Woman, most unlikely

Apoorva Sripathi and Pragya Priyadarshini meet Soundarya, for whom struggles of the past are trivial compared to the challenges of the future

July 11, 2014 06:21 pm | Updated July 14, 2014 03:43 pm IST - chennai:

Soundarya’s experiences have left her smiling. Photo: Pragya Priyadarshini

Soundarya’s experiences have left her smiling. Photo: Pragya Priyadarshini

The first day I came here, nobody talked to me, but the very next day they accepted me as a part of their family. People from slums accept transgenders willingly,” says Soundarya. Her one room house in Tondiarpet is painted in a bright, cheery pink; a cramped kitchen is at one end and a creaky almirah stands tall at the other. An LCD television that hangs on the wall plays a loud Kollywood dance number.

Soundarya walks with the gracefulness of a young ballerina. Dressed in a bright yellow sari, she sits with a laptop containing videos of her dance. Even as she speaks, one cannot help but notice the faint remnants of turmeric on her skin, which makes her resemble goddess Mariamma.

“I was 13, when my father first found out that I was in love with a guy.
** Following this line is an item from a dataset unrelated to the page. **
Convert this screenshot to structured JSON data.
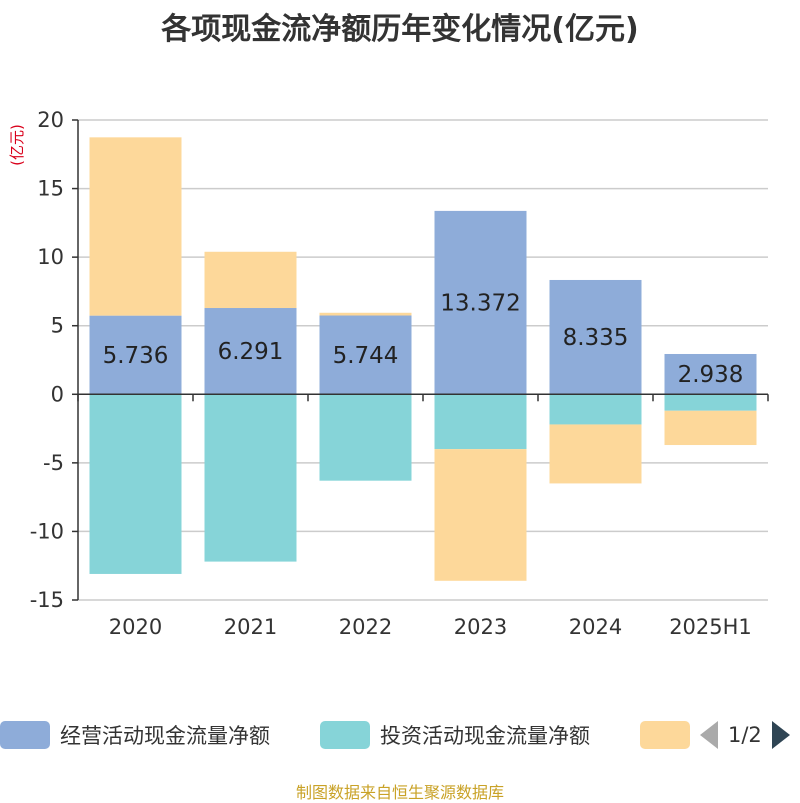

He was dead against it because it was abnormal for a boy to fall in love with another boy,” Soundarya says with a lilting laugh. “But I always knew I only had the body of a man; my mind was that of a woman’s. Even when the guys wore vibhuti on their foreheads, I only applied kumkum ,” she adds, adjusting the dozen odd glass bangles that sit daintily on her wrists.
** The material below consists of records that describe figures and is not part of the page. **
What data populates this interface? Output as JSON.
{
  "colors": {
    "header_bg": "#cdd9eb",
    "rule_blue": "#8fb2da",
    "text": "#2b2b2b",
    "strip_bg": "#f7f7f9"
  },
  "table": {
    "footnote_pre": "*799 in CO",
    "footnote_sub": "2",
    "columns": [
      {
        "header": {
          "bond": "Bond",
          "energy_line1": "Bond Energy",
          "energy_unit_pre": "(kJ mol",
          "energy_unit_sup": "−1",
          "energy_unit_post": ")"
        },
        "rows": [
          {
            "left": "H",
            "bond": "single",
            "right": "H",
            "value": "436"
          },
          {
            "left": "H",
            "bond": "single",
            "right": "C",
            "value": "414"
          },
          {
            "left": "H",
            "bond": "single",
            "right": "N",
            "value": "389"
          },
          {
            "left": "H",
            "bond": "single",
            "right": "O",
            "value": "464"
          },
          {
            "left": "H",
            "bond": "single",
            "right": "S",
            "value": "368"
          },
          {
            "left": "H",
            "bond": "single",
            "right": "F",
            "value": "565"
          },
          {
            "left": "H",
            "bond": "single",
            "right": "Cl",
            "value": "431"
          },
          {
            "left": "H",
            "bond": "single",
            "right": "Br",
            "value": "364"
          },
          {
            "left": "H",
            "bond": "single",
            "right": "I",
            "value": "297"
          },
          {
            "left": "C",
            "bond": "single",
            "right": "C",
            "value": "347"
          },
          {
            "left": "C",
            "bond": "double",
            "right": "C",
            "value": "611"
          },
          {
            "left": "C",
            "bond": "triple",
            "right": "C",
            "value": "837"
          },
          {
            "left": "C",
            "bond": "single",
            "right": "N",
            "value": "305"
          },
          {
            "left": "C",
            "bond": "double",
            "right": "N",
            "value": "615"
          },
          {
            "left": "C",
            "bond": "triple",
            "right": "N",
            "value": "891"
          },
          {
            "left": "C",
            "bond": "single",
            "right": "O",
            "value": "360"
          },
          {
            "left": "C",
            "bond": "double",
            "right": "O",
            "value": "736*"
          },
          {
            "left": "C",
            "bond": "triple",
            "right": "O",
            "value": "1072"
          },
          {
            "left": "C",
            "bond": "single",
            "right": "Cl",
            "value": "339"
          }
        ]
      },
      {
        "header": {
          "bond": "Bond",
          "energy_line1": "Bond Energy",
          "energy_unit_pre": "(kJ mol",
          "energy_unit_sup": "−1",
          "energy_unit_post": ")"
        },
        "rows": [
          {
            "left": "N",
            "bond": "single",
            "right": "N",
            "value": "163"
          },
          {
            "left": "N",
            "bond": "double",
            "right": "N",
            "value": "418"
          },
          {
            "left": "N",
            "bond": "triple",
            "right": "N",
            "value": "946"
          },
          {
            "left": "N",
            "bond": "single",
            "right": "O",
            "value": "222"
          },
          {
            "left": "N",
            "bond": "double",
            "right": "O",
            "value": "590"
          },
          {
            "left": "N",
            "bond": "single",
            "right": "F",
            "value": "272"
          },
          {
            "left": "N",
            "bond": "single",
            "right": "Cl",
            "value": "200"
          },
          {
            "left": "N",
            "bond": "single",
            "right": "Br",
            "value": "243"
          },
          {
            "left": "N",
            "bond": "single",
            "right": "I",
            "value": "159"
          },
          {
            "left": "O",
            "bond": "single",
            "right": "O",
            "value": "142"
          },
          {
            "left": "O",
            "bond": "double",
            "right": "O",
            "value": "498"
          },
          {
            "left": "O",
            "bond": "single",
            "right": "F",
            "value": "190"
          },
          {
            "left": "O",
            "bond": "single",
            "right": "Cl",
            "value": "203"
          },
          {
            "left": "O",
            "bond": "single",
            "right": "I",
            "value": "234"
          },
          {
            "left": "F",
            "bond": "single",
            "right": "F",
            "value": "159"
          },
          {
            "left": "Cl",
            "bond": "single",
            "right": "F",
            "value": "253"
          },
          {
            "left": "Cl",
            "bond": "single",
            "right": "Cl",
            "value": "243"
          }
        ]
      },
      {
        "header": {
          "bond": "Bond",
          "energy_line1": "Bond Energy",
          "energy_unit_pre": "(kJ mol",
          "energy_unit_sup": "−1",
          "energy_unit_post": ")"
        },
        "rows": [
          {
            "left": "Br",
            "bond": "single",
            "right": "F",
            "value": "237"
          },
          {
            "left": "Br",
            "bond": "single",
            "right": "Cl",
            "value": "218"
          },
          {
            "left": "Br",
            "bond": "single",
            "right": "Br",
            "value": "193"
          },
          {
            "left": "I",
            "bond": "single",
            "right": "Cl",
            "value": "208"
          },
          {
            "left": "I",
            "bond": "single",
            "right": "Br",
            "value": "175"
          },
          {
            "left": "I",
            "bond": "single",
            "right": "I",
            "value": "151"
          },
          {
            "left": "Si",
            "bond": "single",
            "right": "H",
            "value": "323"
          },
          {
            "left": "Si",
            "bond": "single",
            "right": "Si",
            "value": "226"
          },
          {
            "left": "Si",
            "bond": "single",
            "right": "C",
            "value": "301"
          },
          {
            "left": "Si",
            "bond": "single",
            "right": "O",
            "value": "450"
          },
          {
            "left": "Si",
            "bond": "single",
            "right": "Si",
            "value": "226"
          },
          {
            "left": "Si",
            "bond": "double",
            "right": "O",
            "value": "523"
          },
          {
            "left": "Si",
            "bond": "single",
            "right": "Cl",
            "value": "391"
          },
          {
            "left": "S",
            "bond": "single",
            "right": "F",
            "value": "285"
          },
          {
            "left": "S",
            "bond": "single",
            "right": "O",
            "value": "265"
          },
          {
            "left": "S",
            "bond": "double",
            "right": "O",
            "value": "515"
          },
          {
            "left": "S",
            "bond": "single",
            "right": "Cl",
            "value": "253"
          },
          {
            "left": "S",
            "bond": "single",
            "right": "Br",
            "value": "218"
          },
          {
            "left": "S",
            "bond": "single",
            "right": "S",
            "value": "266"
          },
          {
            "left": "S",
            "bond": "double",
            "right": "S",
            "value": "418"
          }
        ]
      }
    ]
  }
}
At 29, Soundarya’s life is rich with experiences of an old soul. Her past, like many before her, is replete with tragic tales of dejection. It’s her present that draws people to her.

Born as Chinna in the fishing community of Royapuram, Soundarya was exposed to the harsh truth about her sexuality at the age of 12. While her adolescent mind was still learning to tackle the ongoing conflict in her body, others around her, especially her father, were not so helpful. Soundarya was driven out of her house by her father and her father’s second wife on a rainy night. Helpless and with nowhere to go, she took shelter at the Parrys bus stand. Penniless, she slept at the bus stand for one whole week before returning to her house only to face the wrath of her family. “When I came back, I was brutally beaten. He (my father) even tried to pierce a nail through my chest,” points Soundarya to a faint scar, which is placed next to a tattoo of a rose on her chest. “If I was a boy, I could have looked for a job. If I was a girl I could have married the guy I fell in love with, but in a situation like this, where could I go?” she says. “I wanted to know if there were others like me, who wore pants and shirts throughout the week and changed into saris on weekends. I wanted to know that I was not the only queer in this world,” she exclaims.

Soundarya today, lives with an adopted family—a son and a daughter, who came to her when they faced the same problems at home. She hopes to pass on her dancing skills to them. “I will teach them how to dance, because that is what Kala taught me. I could train them to beg, but I was not taught that by Kala amma ,” she says proudly. Kala amma , as she refers to her, is the woman who adopted Soundarya, whom she met through transgender friends of hers. “The first thing Kala amma did when I came to her was feed me. She asked me no questions, she just took me in,” says a misty-eyed Soundarya.

Soundarya not only carries forward the tradition of finding family in friends through her two children; she also acts as a counsellor and a care-giver to the newly inducted members of the group. For a better part of the year, she runs an open house, teaching techniques of video editing, video blogging and basic computer skills to the members of Sahodari Foundation, an organisation that empowers transgenders. But her dream, she says, is to become a background dancer in movies, “I want to dance, but cinema portrays us as objects of ridicule. If they have to show a transgender, they make a man wear a sari and show us clapping disrespectfully,” she says with anger.

Has the road been any easier after the Supreme Court’s ruling to identify transgenders as the third gender? “Even those of us who are educated and have respectable jobs are looked down upon. Then imagine the illiterate,” she says before calling the society selfish. “When a couple gets married, you (society) want us to bless them, when you start a business or buy a home, you want us to ward off the evil eye, but if your child turns out to be like us, you don’t want it anymore. This is why most of us live as orphans even when we have families,” Soundarya says.

Soundarya is no more a ballerina or a goddess, she is a brave warrior; one who has defeated her detractors and is waiting for the next challenge. Her voice, like her spirit, is beaming with conviction. “You can print my real name. Maybe then my father will realize that I too am a respectable human being,” she smiles broadly.